Berlin, 11. Juli 2013. „Der Rechtsanspruch wird erst dann eingehalten, wenn jedes Kind ab dem vollendeten ersten Lebensjahr einen Kita-Platz erhält und nicht weil eine Quote erfüllt zu sein scheint“, kommentiert der AWO Bundesvorsitzende Wolfgang Stadler die heute bekanntgegebenen Zahlen des Statistischen Bundesamtes und des Bundesfamilienministeriums zum Kita-Ausbau nach denen im Laufe des kommenden Kita-Jahres 2013/14 knapp über 813.000 Betreuungsplätze für ein- und zweijährige Kinder geschaffen werden. Das wären mehr als 30.000 Plätze mehr als die ursprünglich veranschlagten 780.000. „Auch wenn hier Länder und Gemeinden einen Kraftakt vollbracht haben, den es zu würdigen gilt, ist es alarmierend das es ausnahmslos um quantitative Ausbauzahlen geht. Viel wichtiger ist aber die Qualität der Betreuungsplätze. Nach einer Befragung* unter AWO Kitas leidet diese enorm unter der Umsetzung des Rechtsanspruches. Ein schlechter Kita-Platz ist keinesfalls besser als gar keiner“, stellt Stadler klar.

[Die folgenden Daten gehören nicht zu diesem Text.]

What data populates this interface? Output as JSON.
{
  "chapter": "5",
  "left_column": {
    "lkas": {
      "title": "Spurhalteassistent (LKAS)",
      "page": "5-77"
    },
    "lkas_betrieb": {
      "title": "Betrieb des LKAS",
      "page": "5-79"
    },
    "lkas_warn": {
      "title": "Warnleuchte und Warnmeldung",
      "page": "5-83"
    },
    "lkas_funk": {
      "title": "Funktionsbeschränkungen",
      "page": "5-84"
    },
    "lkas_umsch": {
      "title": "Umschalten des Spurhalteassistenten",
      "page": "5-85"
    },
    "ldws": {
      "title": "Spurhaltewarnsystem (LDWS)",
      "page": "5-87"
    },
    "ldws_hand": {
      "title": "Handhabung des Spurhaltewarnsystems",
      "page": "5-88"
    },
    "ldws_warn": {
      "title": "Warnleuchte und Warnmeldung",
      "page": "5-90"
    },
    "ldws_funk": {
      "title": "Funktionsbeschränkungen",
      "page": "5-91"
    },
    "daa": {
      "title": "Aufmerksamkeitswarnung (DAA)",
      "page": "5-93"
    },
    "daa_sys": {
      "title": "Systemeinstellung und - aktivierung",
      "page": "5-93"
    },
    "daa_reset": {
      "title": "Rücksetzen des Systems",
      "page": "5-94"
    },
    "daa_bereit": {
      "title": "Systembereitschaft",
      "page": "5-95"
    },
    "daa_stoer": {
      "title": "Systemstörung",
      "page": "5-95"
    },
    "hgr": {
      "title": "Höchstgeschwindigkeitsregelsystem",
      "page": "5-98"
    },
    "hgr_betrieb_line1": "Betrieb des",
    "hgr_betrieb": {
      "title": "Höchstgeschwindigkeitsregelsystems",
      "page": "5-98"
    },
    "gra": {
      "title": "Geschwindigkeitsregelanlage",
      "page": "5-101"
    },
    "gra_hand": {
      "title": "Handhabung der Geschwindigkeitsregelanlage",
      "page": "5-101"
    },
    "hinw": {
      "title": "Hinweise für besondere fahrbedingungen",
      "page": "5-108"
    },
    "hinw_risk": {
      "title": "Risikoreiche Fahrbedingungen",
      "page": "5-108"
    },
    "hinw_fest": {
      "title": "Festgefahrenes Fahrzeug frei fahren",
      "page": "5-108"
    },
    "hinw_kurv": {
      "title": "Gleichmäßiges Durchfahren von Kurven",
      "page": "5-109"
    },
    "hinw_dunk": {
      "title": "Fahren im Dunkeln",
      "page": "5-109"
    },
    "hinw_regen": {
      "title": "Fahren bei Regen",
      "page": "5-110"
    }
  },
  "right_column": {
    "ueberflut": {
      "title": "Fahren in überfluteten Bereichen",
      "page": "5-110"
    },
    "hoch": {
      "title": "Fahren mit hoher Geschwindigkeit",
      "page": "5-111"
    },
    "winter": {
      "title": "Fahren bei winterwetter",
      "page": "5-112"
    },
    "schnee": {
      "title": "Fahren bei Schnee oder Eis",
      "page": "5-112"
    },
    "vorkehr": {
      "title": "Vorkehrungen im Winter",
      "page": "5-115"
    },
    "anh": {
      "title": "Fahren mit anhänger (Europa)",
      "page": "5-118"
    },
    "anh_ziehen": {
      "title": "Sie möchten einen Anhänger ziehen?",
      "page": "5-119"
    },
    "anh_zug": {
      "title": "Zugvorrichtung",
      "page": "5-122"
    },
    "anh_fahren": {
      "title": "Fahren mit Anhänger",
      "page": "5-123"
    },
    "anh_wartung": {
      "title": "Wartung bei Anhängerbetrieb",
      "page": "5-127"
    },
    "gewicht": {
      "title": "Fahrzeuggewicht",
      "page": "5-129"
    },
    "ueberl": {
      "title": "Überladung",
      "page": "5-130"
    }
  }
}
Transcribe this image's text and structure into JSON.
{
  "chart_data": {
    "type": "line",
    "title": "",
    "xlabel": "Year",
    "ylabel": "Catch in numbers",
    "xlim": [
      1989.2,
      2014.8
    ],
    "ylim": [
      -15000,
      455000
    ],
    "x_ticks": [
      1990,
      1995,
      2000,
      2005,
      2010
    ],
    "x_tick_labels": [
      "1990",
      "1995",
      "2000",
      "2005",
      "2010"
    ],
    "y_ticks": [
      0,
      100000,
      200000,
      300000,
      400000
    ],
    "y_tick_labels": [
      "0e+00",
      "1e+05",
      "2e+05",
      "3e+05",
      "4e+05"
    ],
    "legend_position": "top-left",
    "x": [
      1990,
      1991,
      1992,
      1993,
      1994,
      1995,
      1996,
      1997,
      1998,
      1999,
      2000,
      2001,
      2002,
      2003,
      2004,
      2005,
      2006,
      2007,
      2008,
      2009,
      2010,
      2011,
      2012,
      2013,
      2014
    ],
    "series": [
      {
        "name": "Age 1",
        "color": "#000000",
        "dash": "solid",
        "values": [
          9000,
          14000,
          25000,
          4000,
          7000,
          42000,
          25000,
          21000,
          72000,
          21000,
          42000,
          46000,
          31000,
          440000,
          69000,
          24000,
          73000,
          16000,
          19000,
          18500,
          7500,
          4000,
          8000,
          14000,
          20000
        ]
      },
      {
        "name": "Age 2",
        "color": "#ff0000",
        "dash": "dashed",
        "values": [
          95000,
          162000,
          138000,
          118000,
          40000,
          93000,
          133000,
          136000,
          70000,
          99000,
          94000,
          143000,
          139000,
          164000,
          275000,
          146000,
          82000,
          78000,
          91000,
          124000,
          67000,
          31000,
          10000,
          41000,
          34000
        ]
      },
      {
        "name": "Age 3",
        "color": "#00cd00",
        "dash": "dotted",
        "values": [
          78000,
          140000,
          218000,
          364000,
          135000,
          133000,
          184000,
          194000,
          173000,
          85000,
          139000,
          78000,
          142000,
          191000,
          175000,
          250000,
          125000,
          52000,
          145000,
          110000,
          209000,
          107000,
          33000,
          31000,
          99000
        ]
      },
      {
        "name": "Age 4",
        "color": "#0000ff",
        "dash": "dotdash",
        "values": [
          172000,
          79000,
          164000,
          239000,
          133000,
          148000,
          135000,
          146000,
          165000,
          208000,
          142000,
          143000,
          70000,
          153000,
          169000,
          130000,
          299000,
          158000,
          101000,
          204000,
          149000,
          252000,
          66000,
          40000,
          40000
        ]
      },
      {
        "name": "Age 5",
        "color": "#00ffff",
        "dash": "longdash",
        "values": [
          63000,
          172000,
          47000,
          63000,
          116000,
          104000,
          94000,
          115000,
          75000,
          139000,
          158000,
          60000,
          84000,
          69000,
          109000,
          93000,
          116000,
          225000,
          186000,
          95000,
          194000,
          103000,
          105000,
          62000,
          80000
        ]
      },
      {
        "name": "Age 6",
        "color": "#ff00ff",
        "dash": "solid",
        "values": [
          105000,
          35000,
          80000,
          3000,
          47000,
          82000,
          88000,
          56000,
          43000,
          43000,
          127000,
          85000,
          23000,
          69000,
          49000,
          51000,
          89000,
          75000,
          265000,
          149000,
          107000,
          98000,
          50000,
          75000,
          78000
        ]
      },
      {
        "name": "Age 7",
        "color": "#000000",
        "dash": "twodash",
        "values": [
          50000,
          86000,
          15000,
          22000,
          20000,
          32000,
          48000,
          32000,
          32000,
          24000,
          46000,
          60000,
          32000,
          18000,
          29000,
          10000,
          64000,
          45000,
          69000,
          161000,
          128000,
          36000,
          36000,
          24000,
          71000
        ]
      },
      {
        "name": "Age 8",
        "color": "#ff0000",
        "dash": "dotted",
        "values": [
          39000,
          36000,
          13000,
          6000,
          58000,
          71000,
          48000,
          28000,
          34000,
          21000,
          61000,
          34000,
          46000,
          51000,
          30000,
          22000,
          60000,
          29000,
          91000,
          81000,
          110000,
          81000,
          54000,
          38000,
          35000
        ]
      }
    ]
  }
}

Seit der Einführung des Rechtsanspruches im Jahr 2008 haben die Verantwortlichen drei grundlegende Faktoren aus den Augen verloren: Die Qualität der Betreuung, das Vorhandensein genügender Fachkräfte und eine ausreichende Finanzierung. Vielerorts stünden Eltern vor der Situation sich entweder mit geringer Betreuungsqualität oder mangelnden Platzkapazitäten abfinden zu müssen. „Die AWO als Trägerin von über 2.300 Kitas wehrt sich gegen Angriffe auf die Betreuungsqualität, die vor allem zu Lasten der Kleinsten gehen. Qualitätsstandards dürfen nicht aufgegeben und am Fachkräfteprinzip muss festgehalten werden“, appelliert Stadler an alle Verantwortlichen.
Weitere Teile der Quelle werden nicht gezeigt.